Incorporation of carbon nanotubes (CNTs) into ceramic layers during plasma electrolytic oxidation (PEO) is promising for direct synthesis of composite protective coating on lightweight metallic alloys. In the present study, complementary characterization techniques were used in order to definitively assess the presence of CNTs through the thickness of a PEO alumina coating formed in a silicate-based electrolyte containing dispersed multi-walled carbon nanotubes (MWCNTs). Cross-checked results helped in evidencing that MWCNTs are partially incorporated in the thickness of the PEO alumina coating, and more precisely through the porous outer sublayer. They were mainly found in the form of scaffolds that line the interior walls of pores. To a lesser extent, some individual MWCNTs were found interlocked in the fine grain structure of alumina. The analysis of the specific Raman bands of MWCNTs also highlighted that incorporation is associated with an alteration of the structural integrity of the MWCNTs.
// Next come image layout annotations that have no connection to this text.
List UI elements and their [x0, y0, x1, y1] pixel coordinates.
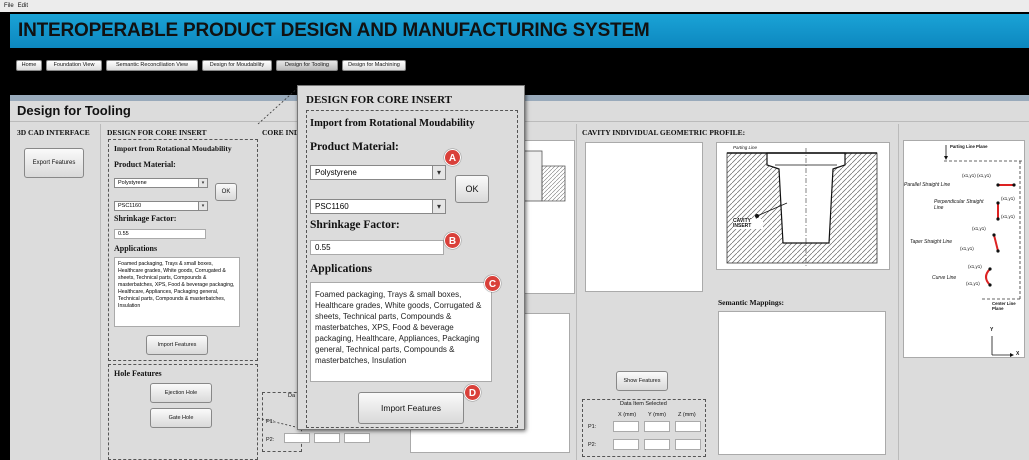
- zoom-grade-select-value: PSC1160: [315, 202, 349, 211]
- zoom-material-select-value: Polystyrene: [315, 168, 357, 177]
- chevron-down-icon: ▾: [432, 166, 445, 179]
- zoom-import-features-button[interactable]: Import Features: [358, 392, 464, 424]
- chevron-down-icon: ▾: [432, 200, 445, 213]
- zoom-shrinkage-label: Shrinkage Factor:: [310, 219, 400, 231]
- core-insert-zoom-panel: DESIGN FOR CORE INSERT Import from Rotat…: [297, 85, 525, 430]
- zoom-applications-label: Applications: [310, 263, 372, 275]
- zoom-applications-textarea[interactable]: Foamed packaging, Trays & small boxes, H…: [310, 282, 492, 382]
- callout-badge-b: B: [444, 232, 461, 249]
- callout-badge-d: D: [464, 384, 481, 401]
- zoom-product-material-label: Product Material:: [310, 141, 399, 153]
- zoom-shrinkage-input[interactable]: 0.55: [310, 240, 444, 255]
- zoom-ok-button[interactable]: OK: [455, 175, 489, 203]
- callout-badge-c: C: [484, 275, 501, 292]
- zoom-core-insert-header: DESIGN FOR CORE INSERT: [306, 94, 453, 106]
- zoom-material-select[interactable]: Polystyrene ▾: [310, 165, 446, 180]
- zoom-import-header: Import from Rotational Moudability: [310, 118, 475, 129]
- zoom-grade-select[interactable]: PSC1160 ▾: [310, 199, 446, 214]
- callout-badge-a: A: [444, 149, 461, 166]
It was also established that the increase in the amount of dispersed MWCNTs results in a thicker but more porous CNTs-enriched PEO coating. Based on the collected results, some precisions regarding the incorporation mechanisms were proposed. •PEO performed on aluminum using electrolyte containing carbon nanotubes (CNTs).•CNTs are partially incorporated throughout the thickness of the PEO coating•Mats of entangled CNTs are preferentially located in the porous outer sublayer.•Greater amounts of CNTs produce a thicker but more porous CNTs-enriched PEO coating.